当初インテイリアのお店から、「大理石のテーブルにコップの跡がついてしまって消えない、もともとの光沢に戻せるでしょうか?」という問い合わせがありました。何とそれが当店のお客様であるY様邸のテーブルだったんです。下見させてもらって、僕はグリジオカルニコだと思っていたのですが、グレースターダスト、という比較的新しく発表された石種だそうです。ダイニングテーブル「ハワード」
この案件、大理石メンテナンスの師匠新井田さんのブログに似た内容があり、まさに同じ製品と思われます。ワインや炭酸が大理石のカルシウム成分に作用して艶が引けてしまうんです。
これを防ぐためには、しっかり膜を作る方法でコーティングする必要があります。今から5年前にY様邸のダイニングテーブル、約半年にわたって試行錯誤して、ほぼやり方が固まりました。
コーティングしていても、5年も経つとY様曰く「日常使い」なので表面が荒れてきます。試しにコンパウンドで磨いてみたのですが、戻りません。それではと思ってコート剤を上塗りしてみましたが、やはりツヤツヤにはなりません。

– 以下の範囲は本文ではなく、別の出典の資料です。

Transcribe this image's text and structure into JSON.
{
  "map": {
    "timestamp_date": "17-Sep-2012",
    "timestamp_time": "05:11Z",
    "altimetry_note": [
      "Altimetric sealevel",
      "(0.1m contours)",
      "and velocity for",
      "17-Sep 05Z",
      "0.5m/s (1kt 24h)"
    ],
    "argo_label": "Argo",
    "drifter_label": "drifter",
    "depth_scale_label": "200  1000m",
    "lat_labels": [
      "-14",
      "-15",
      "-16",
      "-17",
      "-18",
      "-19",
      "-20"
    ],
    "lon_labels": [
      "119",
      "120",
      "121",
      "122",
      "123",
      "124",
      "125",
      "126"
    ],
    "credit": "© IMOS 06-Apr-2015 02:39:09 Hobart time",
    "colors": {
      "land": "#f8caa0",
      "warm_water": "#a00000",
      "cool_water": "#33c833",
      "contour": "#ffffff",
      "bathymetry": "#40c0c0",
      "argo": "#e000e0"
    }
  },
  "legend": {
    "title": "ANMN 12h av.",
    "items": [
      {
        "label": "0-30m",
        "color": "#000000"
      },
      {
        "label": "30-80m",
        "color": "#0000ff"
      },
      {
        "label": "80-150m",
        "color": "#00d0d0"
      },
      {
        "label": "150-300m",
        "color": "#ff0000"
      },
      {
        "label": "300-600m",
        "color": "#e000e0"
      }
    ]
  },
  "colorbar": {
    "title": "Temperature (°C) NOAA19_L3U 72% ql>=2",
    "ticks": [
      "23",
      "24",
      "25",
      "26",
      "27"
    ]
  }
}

そんな経過で、昨年の大掃除の時に、「春になったらテーブルを磨いてほしい」と声をかけてもらったので、本日メンテナンスしました。
先回より無駄が少ないはずと思って試してみたのですが、失敗。水の重みが加わると養生が決壊しそうです。
作業中に養生が剥がれると目も当てられないので、全部やり直しました。これで安心です。
無水アルコールでコート剤が溶けると思ったのですが、反応はあったものの剥がせませんでした。マイクロポリッシュ#5(800番)でコート剤の剥離、下地作りをします。
続いて日本研紙の1500番で磨きます。1500番はまだ下地作りの段階ですが、十分光沢が出ます。さらに3000番まで使えばツヤツヤになりますが、コーティングをするので、経験上1500番で十分です。
コート剤には日本ケミカルのタイルガードプロを使います。磁器タイルなどへの加工を想定していて、施工方法は「塗布して拭き上げる」、となっていますが、塗りっぱなしです。
もっと美しく仕上げる方がいらっしゃいますが、塗布直後。5年前の時は規制線が甘くて、コート剤が乾く前に紙袋を置いてしまった!ことがあったので、4時間ほどご不便をおかけします。
一度自宅待機して、17時に来て様子を見ます。指触乾燥を確認して、養生撤去、テーブル位置復元。9時から始めて17時でお引き渡しです。また数年、経過を見て行きます。Y様、毎度ありがとうございます。